La noche cae sobre el campo del El Cantizal, iluminado ya por los enormes focos de las esquinas, y en el césped el entrenamiento de los niños ha sido sustituido por el de los equipos sénior. Sergio no puede evitar mirarlos con nostalgia. «En cuanto me vi el brazo colgando supe que ya no iba a jugar más al fútbol americano. Pero en ese momento te da igual. Tu única idea es poder tener un brazo lo más funcional posible. Me jode más ahora. Te da rabia ver a tus amigos cercanos y no poder estar ahí con ellos. Pero luego lo pienso y digo: 'Bueno, tengo brazo. Podría no tenerlo».
Ese pensar en positivo trata de aplicarlo ahora a todas las facetas de su nueva vida, que apenas acaba de iniciar a sus 32 años: «Pese a lo ocurrido, pienso en la suerte que he tenido de que mi tío sea traumatólogo, que el padre de uno de mis mejores amigos sea uno de los neurólogos de referencia en España y que uno de mis grandes amigos sea fisio y haya podido ayudarme en todos y cada uno de los días de rehabilitación. Otros no tienen esa suerte, Y pienso en la familia que tengo. Agradezco todo lo que han hecho por mí».

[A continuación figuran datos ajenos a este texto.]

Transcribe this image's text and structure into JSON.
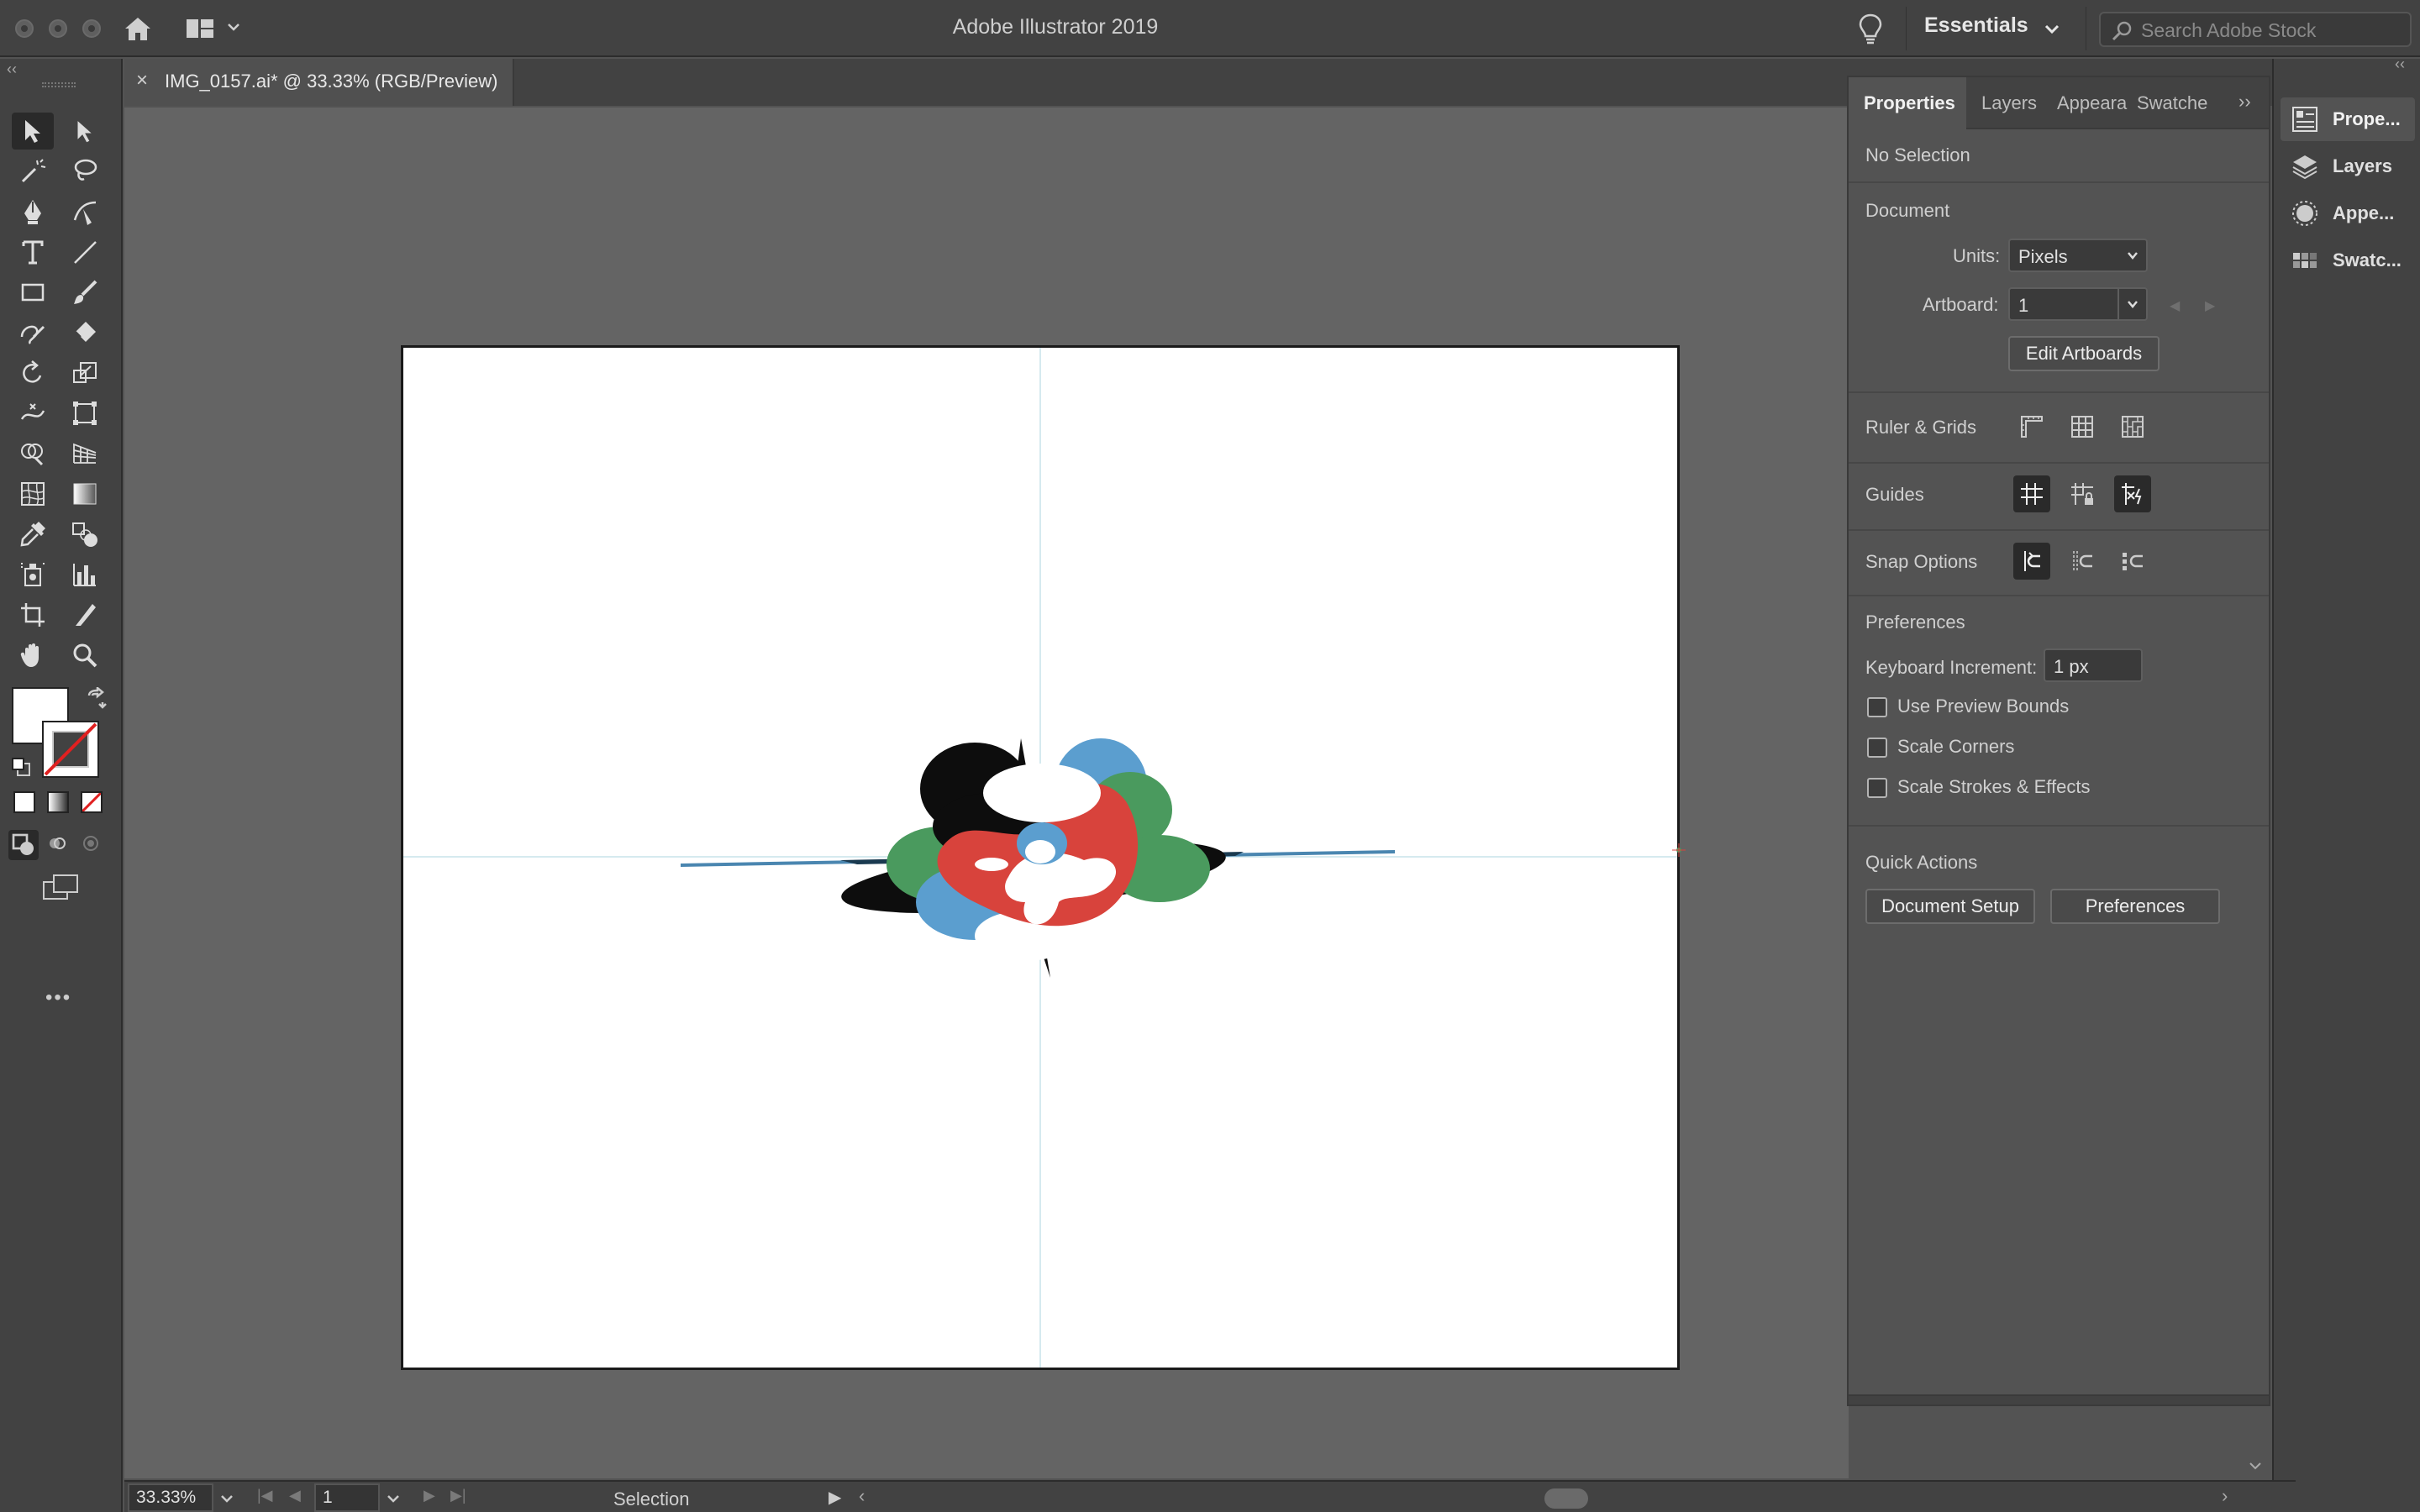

También ha cambiado su escala de prioridades, y en su cabeza no hay espacio para el rencor: «Ahora valoro hasta la obsesión cada minuto que tengo. Doy gracias porque, aunque ya no pueda jugar al pádel y al baloncesto, sí puedo echar algún partido de fútbol, aunque acabe con el brazo hecho trizas. Y valoro hasta ese dolor, porque sentir dolor en el brazo significa que lo puedo mover».